Edward Snowden's revelations regarding the extent of the National Security Agency's (NSA) surveillance programs have provoked varying reactions, ranging from those who have praised him highly, to those who have said he is guilty of treason and have called for both him and the journalists who reported the story to be prosecuted. Pentagon Papers whistle-blower Daniel Ellsberg argued that "there has not been in American history a more important leak," while unlikely bedfellows Glenn Beck and Michael Moore have both hailed Snowden as a hero.
Others, however, have been less than impressed, to say the least, with his actions. What they all have in common is that they have fallen into the trap, one that is actively being promoted by the government, of buying into the false choice between protecting civil liberties and ensuring national security. Rather than focusing on the actions of the government and its vague, classified justifications for its worryingly far reaching surveillance practices, rather than seeking to defend civil liberties, they have instead levelled their criticisms at Snowden himself and the journalists who reported the story.

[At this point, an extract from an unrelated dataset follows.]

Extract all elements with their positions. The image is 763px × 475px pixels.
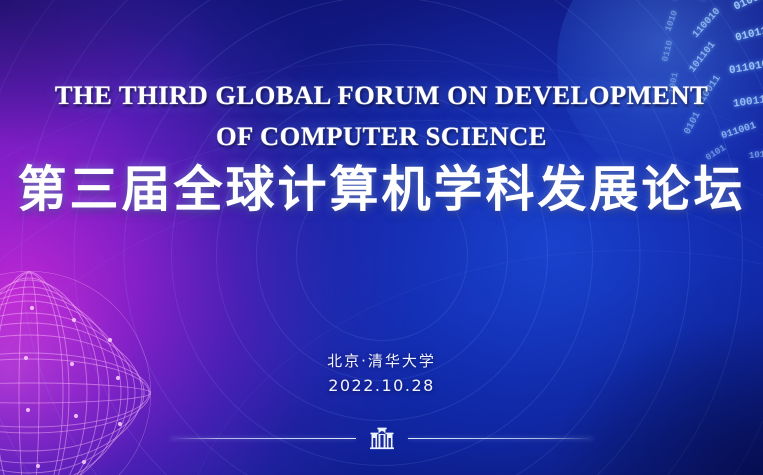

Here are some of the worst reactions:
Boehner labeled Snowden a "traitor" for his actions, saying that the leaks have put "Americans at risk" and constitute a "giant violation of the law." Boehner defended the surveillance practices, saying that they are important because the president said so.
Republican Representative Peter King has called for reporters who publish leaked classified information to be prosecuted for doing so, saying "if they willingly knew that this was classified information, I think action should be taken, especially on something of this magnitude." That is, he called for reporters to be punished for doing their jobs, despite the publication of classified material not actually being illegal in the U.S. Other lawmakers have also made similar calls.

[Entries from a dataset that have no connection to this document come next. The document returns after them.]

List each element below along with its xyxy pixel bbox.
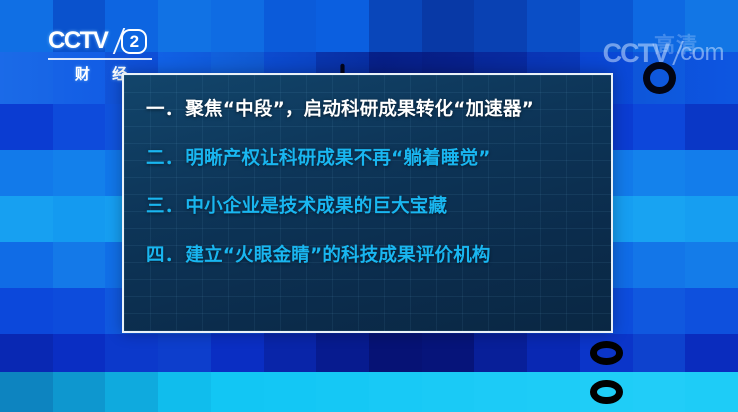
headline-text: 聚焦“中段”，启动科研成果转化“加速器”	[185, 99, 534, 120]
headline-item: 一．聚焦“中段”，启动科研成果转化“加速器”	[146, 101, 611, 120]
geometric-shape-icon	[105, 334, 158, 372]
background-tile-shape	[0, 242, 53, 288]
background-tile	[53, 242, 106, 288]
background-tile-shape	[105, 372, 158, 412]
headline-item: 四．建立“火眼金睛”的科技成果评价机构	[146, 247, 611, 266]
background-tile-shape	[0, 0, 53, 52]
background-tile	[0, 196, 53, 242]
geometric-shape-icon	[691, 155, 733, 191]
background-tile-shape	[211, 334, 264, 372]
background-tile-shape	[53, 196, 106, 242]
headline-list: 一．聚焦“中段”，启动科研成果转化“加速器”二．明晰产权让科研成果不再“躺着睡觉…	[146, 101, 611, 265]
geometric-shape-icon	[53, 372, 106, 412]
headline-item: 三．中小企业是技术成果的巨大宝藏	[146, 198, 611, 217]
background-tile-shape	[474, 334, 527, 372]
geometric-shape-icon	[53, 334, 106, 372]
background-tile-shape	[0, 150, 53, 196]
geometric-shape-icon	[685, 196, 738, 242]
headline-index: 四．	[146, 245, 183, 266]
background-tile-shape	[158, 334, 211, 372]
geometric-shape-icon	[0, 242, 53, 288]
background-tile	[527, 0, 580, 52]
background-tile	[633, 196, 686, 242]
geometric-shape-icon	[369, 334, 422, 372]
geometric-shape-icon	[474, 334, 527, 372]
background-tile-shape	[633, 242, 686, 288]
background-tile-shape	[211, 372, 264, 412]
background-tile-shape	[316, 372, 369, 412]
geometric-shape-icon	[539, 382, 569, 404]
geometric-shape-icon	[105, 372, 158, 412]
geometric-shape-icon	[264, 334, 317, 372]
background-tile-shape	[53, 372, 106, 412]
background-tile-shape	[0, 334, 53, 372]
circle-outline-icon	[590, 341, 623, 365]
background-tile-shape	[685, 196, 738, 242]
geometric-shape-icon	[425, 372, 471, 395]
background-tile-shape	[105, 334, 158, 372]
geometric-shape-icon	[53, 288, 106, 334]
background-tile-shape	[0, 372, 53, 412]
geometric-shape-icon	[0, 372, 53, 412]
background-tile-shape	[53, 288, 106, 334]
circle-outline-icon	[590, 380, 623, 405]
geometric-shape-icon	[369, 372, 422, 412]
background-tile	[369, 0, 422, 52]
geometric-shape-icon	[638, 247, 680, 283]
background-tile-shape	[369, 372, 422, 412]
headline-index: 三．	[146, 196, 183, 217]
headline-index: 一．	[146, 99, 183, 120]
channel-logo-row: CCTV 2	[48, 26, 154, 56]
background-tile-shape	[264, 372, 317, 412]
geometric-shape-icon	[0, 150, 37, 196]
geometric-shape-icon	[316, 372, 369, 412]
geometric-shape-icon	[0, 104, 53, 150]
headline-text: 中小企业是技术成果的巨大宝藏	[185, 196, 447, 217]
background-tile	[633, 288, 686, 334]
background-tile-shape	[158, 372, 211, 412]
background-tile-shape	[685, 150, 738, 196]
background-tile	[53, 104, 106, 150]
background-tile-shape	[369, 334, 422, 372]
channel-logo-name: CCTV	[48, 29, 107, 53]
background-tile	[474, 372, 527, 412]
background-tile	[474, 0, 527, 52]
geometric-shape-icon	[264, 372, 317, 412]
background-tile-shape	[422, 0, 475, 52]
background-tile-shape	[633, 104, 686, 150]
channel-logo-number: 2	[121, 29, 147, 54]
background-tile	[53, 150, 106, 196]
background-tile	[0, 288, 53, 334]
background-tile-shape	[685, 334, 738, 372]
background-tile-shape	[264, 0, 317, 52]
background-tile-shape	[633, 334, 686, 372]
geometric-shape-icon	[0, 0, 53, 52]
background-tile	[527, 334, 580, 372]
diagonal-stripes-icon	[158, 0, 211, 52]
headline-text: 明晰产权让科研成果不再“躺着睡觉”	[185, 148, 490, 169]
background-tile	[422, 334, 475, 372]
background-tile	[685, 104, 738, 150]
background-tile	[316, 334, 369, 372]
background-tile-shape	[685, 372, 738, 412]
background-tile-shape	[264, 334, 317, 372]
geometric-shape-icon	[264, 0, 317, 52]
headline-text: 建立“火眼金睛”的科技成果评价机构	[185, 245, 490, 266]
background-tile-shape	[633, 372, 686, 412]
headline-panel: 一．聚焦“中段”，启动科研成果转化“加速器”二．明晰产权让科研成果不再“躺着睡觉…	[122, 73, 613, 333]
broadcast-frame: CCTV 2 财 经 高清 CCTV com 一．聚焦“中段”，启动科研成果转化…	[0, 0, 738, 412]
background-tile-shape	[53, 334, 106, 372]
background-tile-shape	[580, 372, 633, 412]
geometric-shape-icon	[170, 382, 200, 404]
geometric-shape-icon	[211, 334, 264, 372]
background-tile-shape	[685, 288, 738, 334]
background-tile-shape	[580, 334, 633, 372]
cctv-com-watermark: 高清 CCTV com	[603, 36, 724, 70]
geometric-shape-icon	[633, 104, 686, 150]
background-tile-shape	[527, 372, 580, 412]
diagonal-stripes-icon	[158, 334, 211, 372]
background-tile	[633, 150, 686, 196]
headline-item: 二．明晰产权让科研成果不再“躺着睡觉”	[146, 150, 611, 169]
diagonal-stripes-icon	[53, 196, 106, 242]
geometric-shape-icon	[422, 0, 475, 52]
background-tile	[685, 242, 738, 288]
background-tile	[211, 0, 264, 52]
background-tile-shape	[158, 0, 211, 52]
geometric-shape-icon	[217, 376, 259, 407]
geometric-shape-icon	[685, 288, 738, 334]
geometric-shape-icon	[0, 334, 53, 372]
geometric-shape-icon	[633, 372, 686, 412]
geometric-shape-icon	[685, 334, 738, 372]
channel-logo-underline	[48, 58, 152, 60]
background-tile-shape	[422, 372, 475, 412]
channel-logo: CCTV 2 财 经	[48, 26, 154, 80]
background-tile	[316, 0, 369, 52]
geometric-shape-icon	[633, 334, 686, 372]
geometric-shape-icon	[691, 376, 733, 407]
headline-index: 二．	[146, 148, 183, 169]
background-tile-shape	[0, 104, 53, 150]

King said, "I think on something of this magnitude, there is an obligation both moral but also legal, I believe, against a reporter disclosing something that would so severely compromise national security."
Democratic Senator Dianne Feinstein has called Snowden's actions treasonous, saying "I don't look at this as being a whistle-blower. I think it's an act of treason." While Feinstein said that she will open congressional inquiries into the program, she accused Snowden of violating his oath to defend the Constitution.
She also defended NSA surveillance practices, saying that they have "collected significant information on bad guys, but only on bad guys." Although, obviously, she can't tell us more because that is classified.
Reacting to revelations that the NSA is collecting the phone records of millions of Verizon customers, regardless of whether they are suspected of any wrongdoing or not, Republican Senator Lindsay Graham said that he is glad the agency is doing so. Why? Because if they don't then the terrorists will win.
Jeffrey Toobin, writing for the New Yorker, argues that Snowden is neither a hero nor a whistle-blower but rather a "grandiose narcissist who deserves to be in prison." Others have also called him a narcissist. Despite Snowden's explicit reasoning for his actions, to expose the widespread and shocking extent of U.S. surveillance practices, Toobin claims that his actions speak "more to his ego than his conscience" and that he simply "threw the secrets he knew up in the air."
In an extraordinary rant, Fox News analyst Ralph Peters accused Snowden of committing treason simply to gain attention and, arguing that "we need to get very very serious about treason," called for the death penalty to be brought back for Snowden and WikiLeaks whistle-blower Bradley Manning.
Peters' also claimed that Snowden "wants to be the national security Kim Kardashian," saying that "we have made treason cool, betraying your country is kind of a fashion statement."